Sleep Tips for Kids with ADHD
by A. Grano
While sleep problems are typically classified as a coexisting problem without a distinct causation to ADHD itself, more researchers are suggesting that they should be viewed as a diagnostic criterion. One reason why sleep disturbances related to ADHD may have been disregarded is because they did not meet the requirement from the American Psychiatric Association’s Diagnostic and Statistical Manual of Mental Disorders (DSM), which specified that all ADHD symptoms must be present by age 7 – as most sleep-related problems resulting from ADHD begin occurring by age 12 ½.
As many adults with sleep disturbances know, the effects on physical and emotional well-being from lack of sleep or poor quality sleep can be extremely detrimental. For children, the implications can even result in developmental problems. The following tips can help your child get a good night’s rest:
- Lights out. Light has been shown to activate the ADHD brain, leading to later bedtimes. Be sure to begin shutting off or dimming bright lights around the house by 9 PM, which includes spending time in front of a bright computer or TV screen. Dimmer switches and timers can help.

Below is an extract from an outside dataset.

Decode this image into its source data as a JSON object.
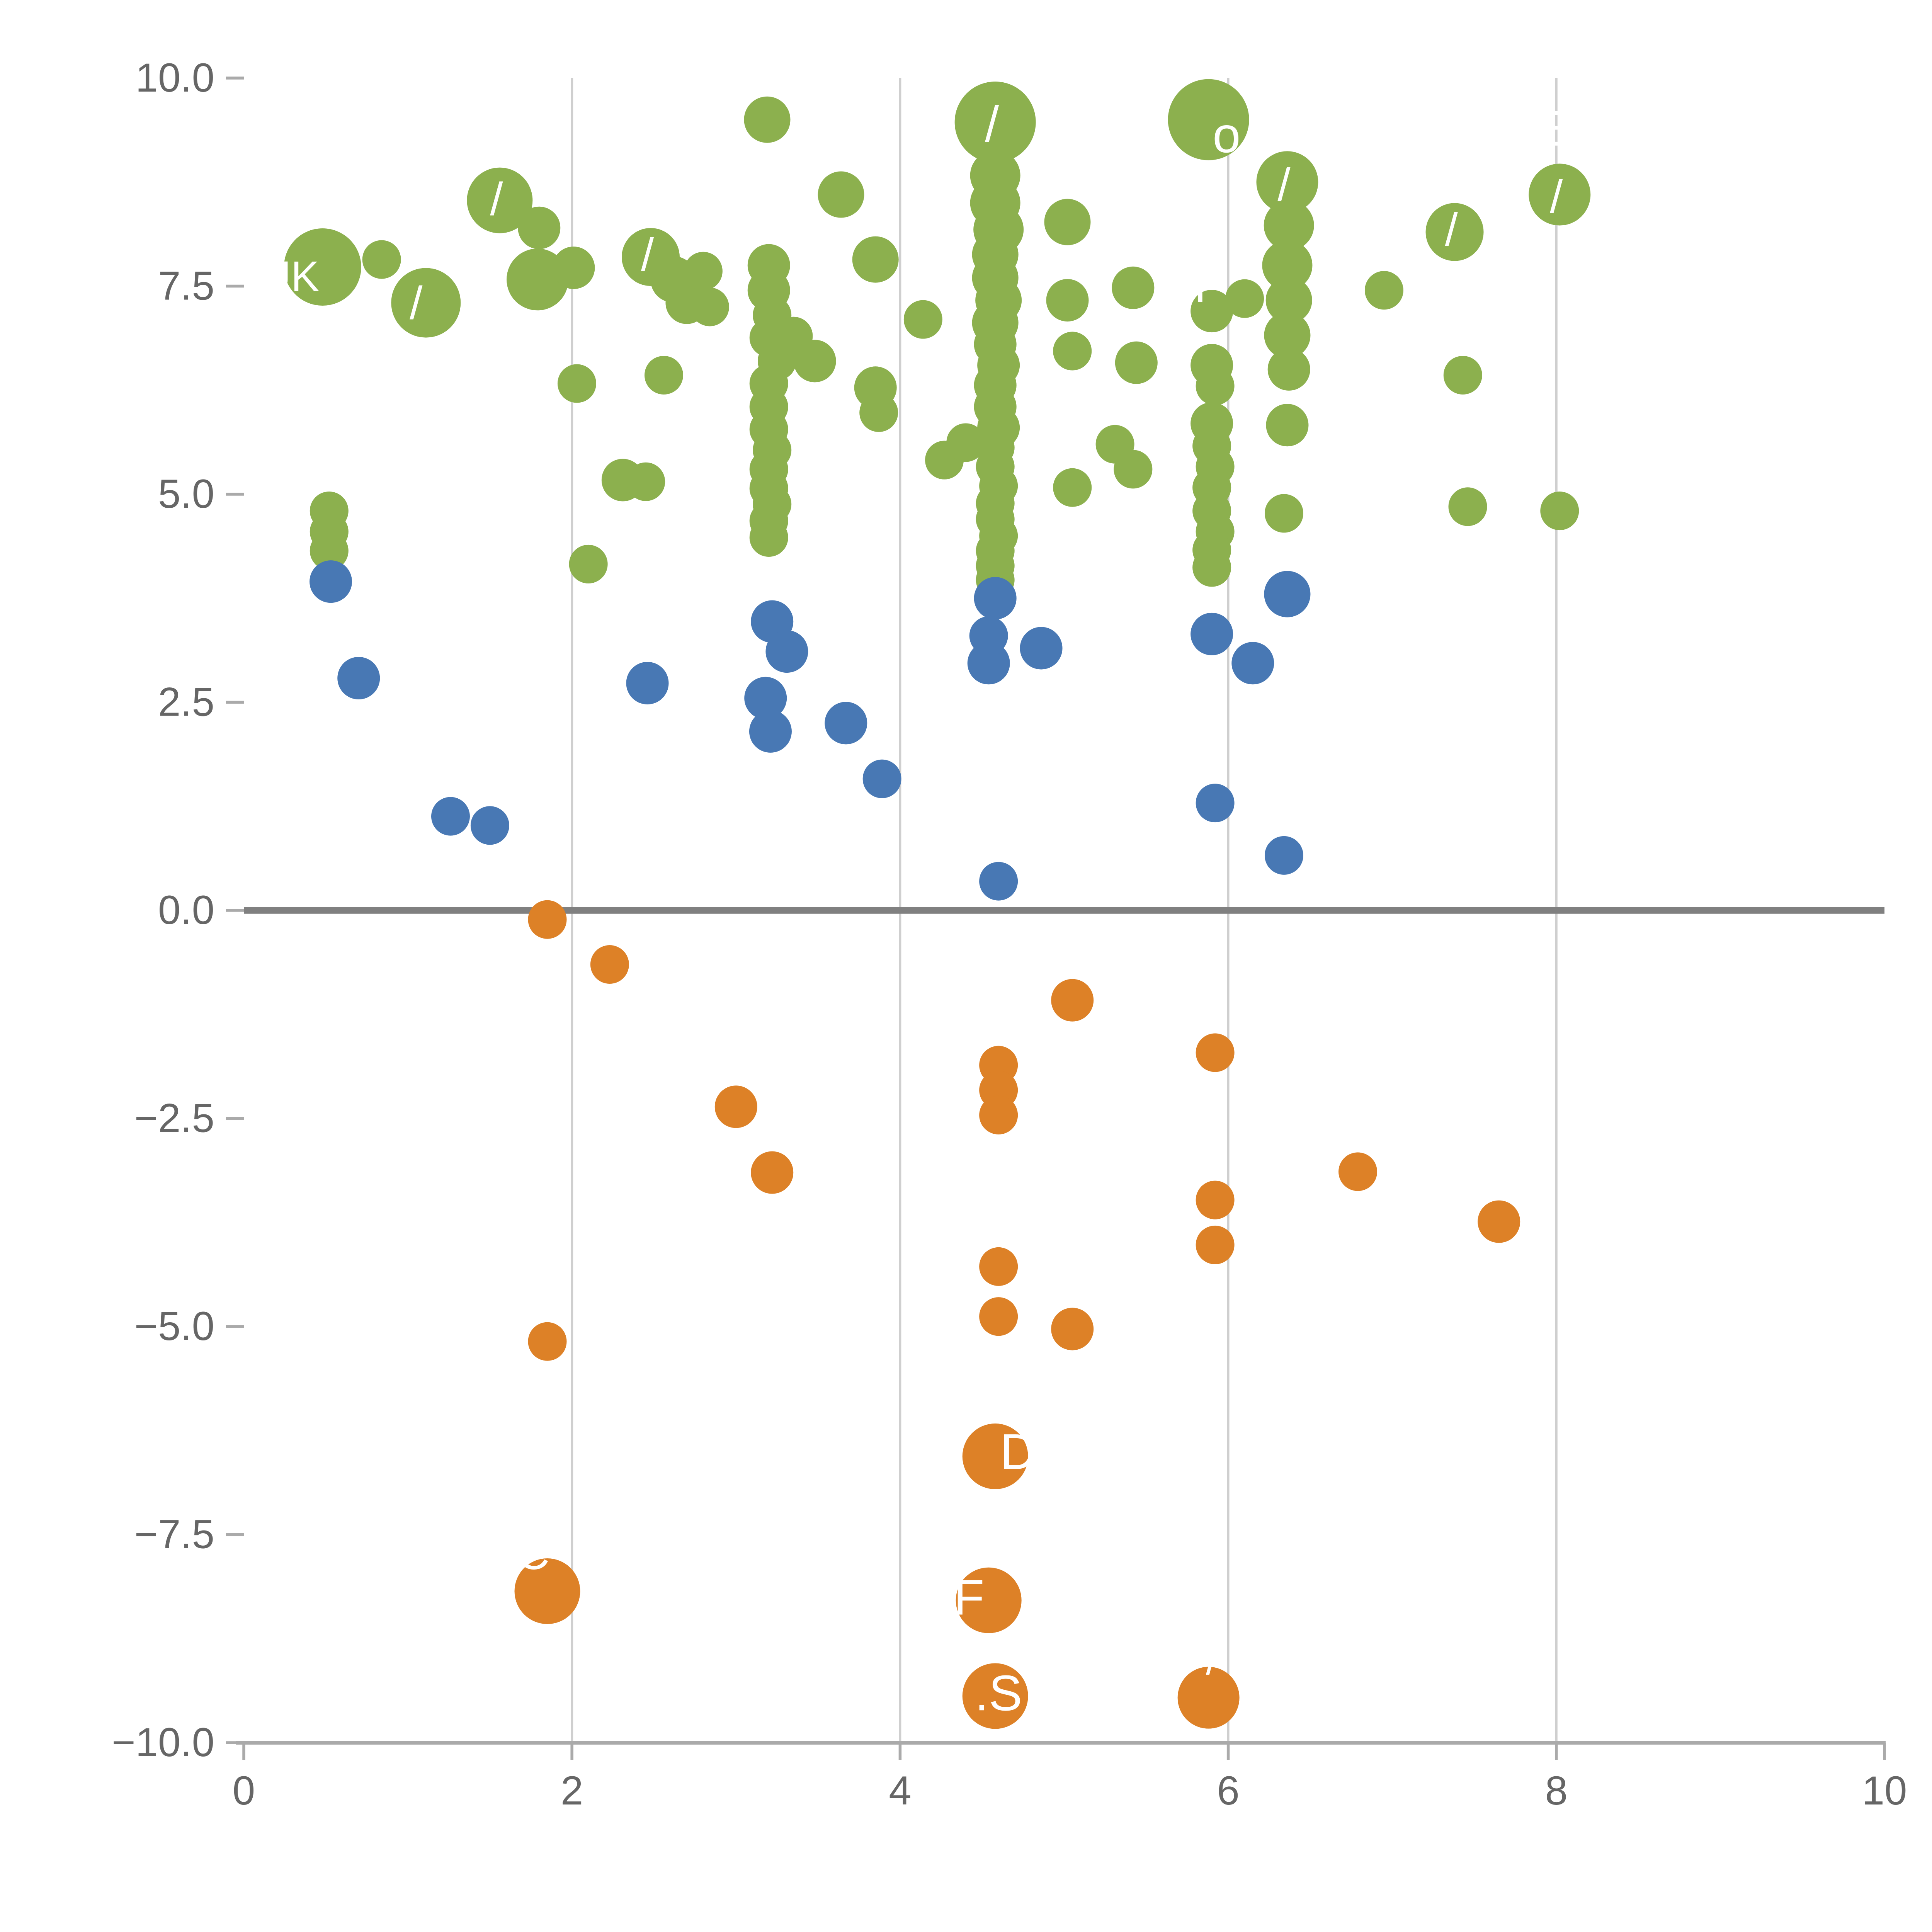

- Be strict with bedtime rules. Some children with ADHD will resist going to bed. Be firm in setting times that your child must get into and stay in bed to help establish healthy sleep routines.
- Help calm restless minds. Many sleep problems caused by ADHD include a constantly ‘running’ mind. Have your child write down all worries and to-do’s before bed to help calm a busy mind. Warm milk, which contains naturally-sedating tryptophan (also found in turkey) can also help.
- Use the bed only for sleeping. Doing homework, playing video games, and any other stimulating activities should be avoided so the bed is associated only with ‘winding down’.
- Stick to a schedule. Sleeping in or going to bed later on weekends can be very tempting, but can often offset any routine established that week.